There has been much publicity recently regarding a series of states enacting state statutes intended to restrict or prohibit mandatory arbitration agreements in the employment context. The most recent such endeavor to be highly publicized is California’s A.B. 51, which arguably prohibits employers from making arbitration agreements a condition of offered or continued employment.

As with other such efforts in other states, A.B. 51 was quickly enjoined from going into effect by a federal court, finding that the state statute was preempted by the Federal Arbitration Act (“FAA”). Similar orders have been entered by federal and state courts in Kentucky, New York, and Washington State, following the enactment of similar anti-arbitration statutes in those states.

Receiving much less notoriety is the fact that Arizona, normally viewed as a “pro-employer” state for employment law purposes, has had a state statute on its books since at least 1962 (i.e. almost 50 years) that expressly prohibits the enforcement of arbitration agreements between employers and employees. This prohibition was most recently re-enacted by the Arizona Legislature in 2011.  See A.R.S.  § 12-3003 (2011).

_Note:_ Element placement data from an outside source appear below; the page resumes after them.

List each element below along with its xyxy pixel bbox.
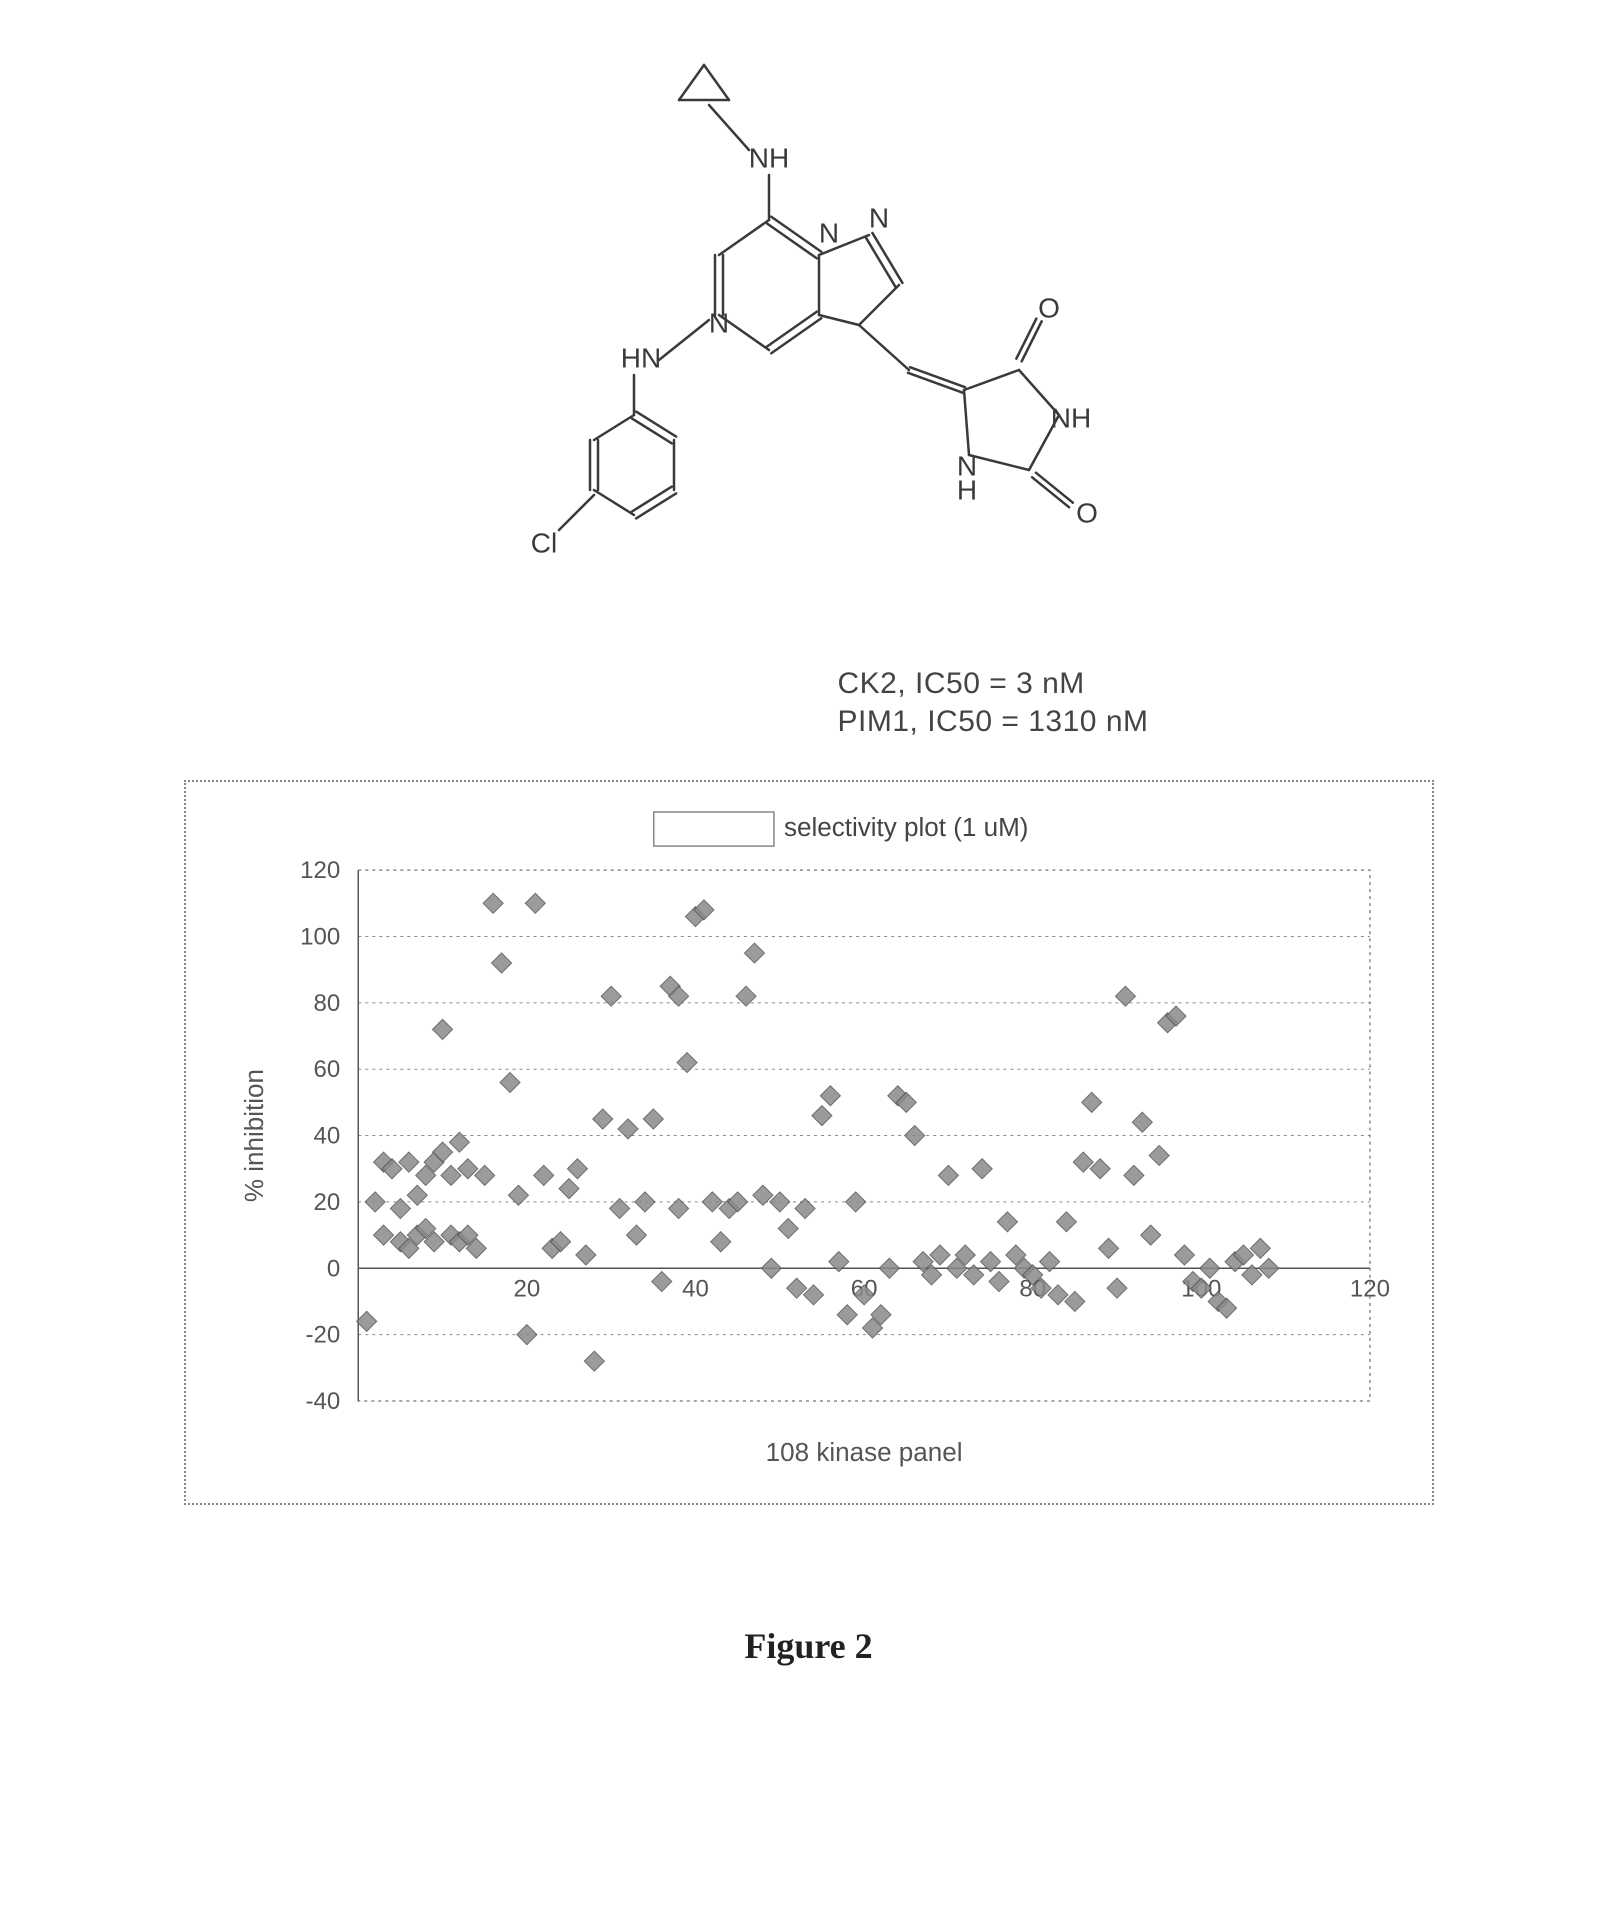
svg-text:40: 40 — [313, 1123, 340, 1150]
svg-text:selectivity plot (1 uM): selectivity plot (1 uM) — [783, 812, 1027, 842]
svg-text:120: 120 — [1349, 1275, 1389, 1302]
svg-text:HN: HN — [620, 342, 660, 373]
svg-text:100: 100 — [300, 923, 340, 950]
svg-text:O: O — [1038, 292, 1060, 323]
svg-text:60: 60 — [313, 1056, 340, 1083]
selectivity-scatter-chart: -40-2002040608010012020406080100120% inh… — [208, 800, 1410, 1481]
chemical-structure: NHNNNHNClONHNHO CK2, IC50 = 3 nM PIM1, I… — [409, 60, 1209, 740]
svg-text:O: O — [1076, 497, 1098, 528]
svg-text:NH: NH — [748, 142, 788, 173]
svg-text:40: 40 — [682, 1275, 709, 1302]
structure-svg: NHNNNHNClONHNHO — [409, 60, 1209, 660]
svg-text:NH: NH — [1050, 402, 1090, 433]
svg-text:H: H — [956, 474, 976, 505]
svg-text:20: 20 — [313, 1189, 340, 1216]
svg-text:N: N — [818, 217, 838, 248]
figure-caption: Figure 2 — [744, 1625, 872, 1667]
svg-text:% inhibition: % inhibition — [239, 1069, 269, 1202]
svg-text:-40: -40 — [305, 1388, 340, 1415]
svg-text:20: 20 — [513, 1275, 540, 1302]
svg-text:Cl: Cl — [530, 527, 556, 558]
svg-text:120: 120 — [300, 857, 340, 884]
svg-text:-20: -20 — [305, 1322, 340, 1349]
svg-text:0: 0 — [326, 1255, 339, 1282]
svg-text:108 kinase panel: 108 kinase panel — [765, 1437, 962, 1467]
svg-text:80: 80 — [313, 990, 340, 1017]
ic50-values: CK2, IC50 = 3 nM PIM1, IC50 = 1310 nM — [838, 665, 1149, 740]
svg-text:N: N — [708, 307, 728, 338]
selectivity-chart-frame: -40-2002040608010012020406080100120% inh… — [184, 780, 1434, 1505]
ic50-line-ck2: CK2, IC50 = 3 nM — [838, 665, 1149, 703]
svg-text:N: N — [868, 202, 888, 233]
ic50-line-pim1: PIM1, IC50 = 1310 nM — [838, 703, 1149, 741]
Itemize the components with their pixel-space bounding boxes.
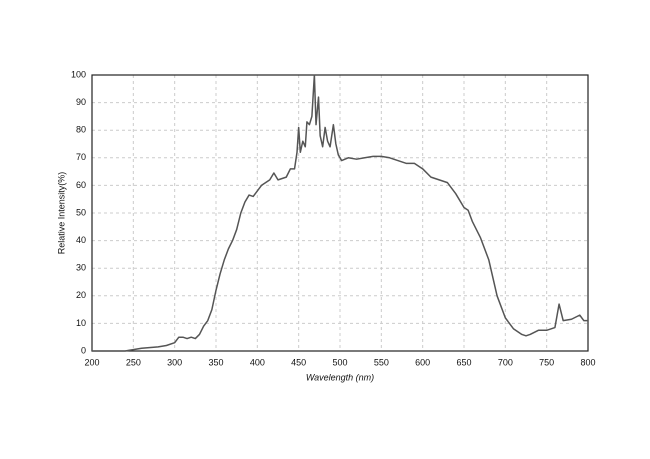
y-tick-label: 10 xyxy=(76,318,86,328)
spectrum-line xyxy=(92,74,588,352)
x-tick-label: 550 xyxy=(374,357,389,367)
y-tick-label: 100 xyxy=(71,69,86,79)
x-tick-label: 350 xyxy=(208,357,223,367)
x-tick-label: 400 xyxy=(250,357,265,367)
y-tick-label: 30 xyxy=(76,263,86,273)
y-axis-title: Relative Intensity(%) xyxy=(56,172,66,255)
x-tick-label: 750 xyxy=(539,357,554,367)
y-tick-label: 60 xyxy=(76,180,86,190)
x-tick-label: 250 xyxy=(126,357,141,367)
y-tick-label: 90 xyxy=(76,97,86,107)
x-tick-label: 500 xyxy=(332,357,347,367)
x-tick-label: 700 xyxy=(498,357,513,367)
y-tick-label: 20 xyxy=(76,290,86,300)
y-tick-label: 0 xyxy=(81,345,86,355)
x-tick-label: 450 xyxy=(291,357,306,367)
x-tick-label: 600 xyxy=(415,357,430,367)
x-tick-label: 200 xyxy=(84,357,99,367)
y-tick-label: 70 xyxy=(76,152,86,162)
x-tick-label: 650 xyxy=(456,357,471,367)
y-tick-label: 80 xyxy=(76,125,86,135)
x-tick-label: 800 xyxy=(580,357,595,367)
y-tick-label: 50 xyxy=(76,207,86,217)
y-tick-label: 40 xyxy=(76,235,86,245)
plot-frame xyxy=(91,74,589,352)
x-axis-title: Wavelength (nm) xyxy=(306,372,374,382)
x-tick-label: 300 xyxy=(167,357,182,367)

Unlike the recent California Legislature’s attempt at restricting mandatory arbitration agreements between employer and employees, this nearly 50-year old Arizona statute has never been enjoined from being enforced. Indeed, as recently as 2017, the Arizona Appellate Court enforced this Arizona statute under the following circumstances. Even though the employer seeking to compel enforcement of the employment arbitration agreement had argued at the trial court level that the Arizona statute is preempted by the FAA, its Motion to Compel Arbitration was denied. The Court of Appeals affirmed the denial, holding that the FAA applies only to employers engaged in interstate commerce and that the employer in that case had failed to plead and prove at the trial court level that it was engaged in interstate commerce. See Shield Security, LLC v. Lionheart Security LLC, 2017 WL 4897460.

Two conclusions are in order:  (1)  Arizona is one of the few (only?) states to have on its books a statute prohibiting arbitration agreements between employers and employees; and (2) in order to avoid the application of this archaic statute, litigants need to ensure that they plead in their initial pleadings, and offer some proof, that the employer in question is engaged in interstate commerce.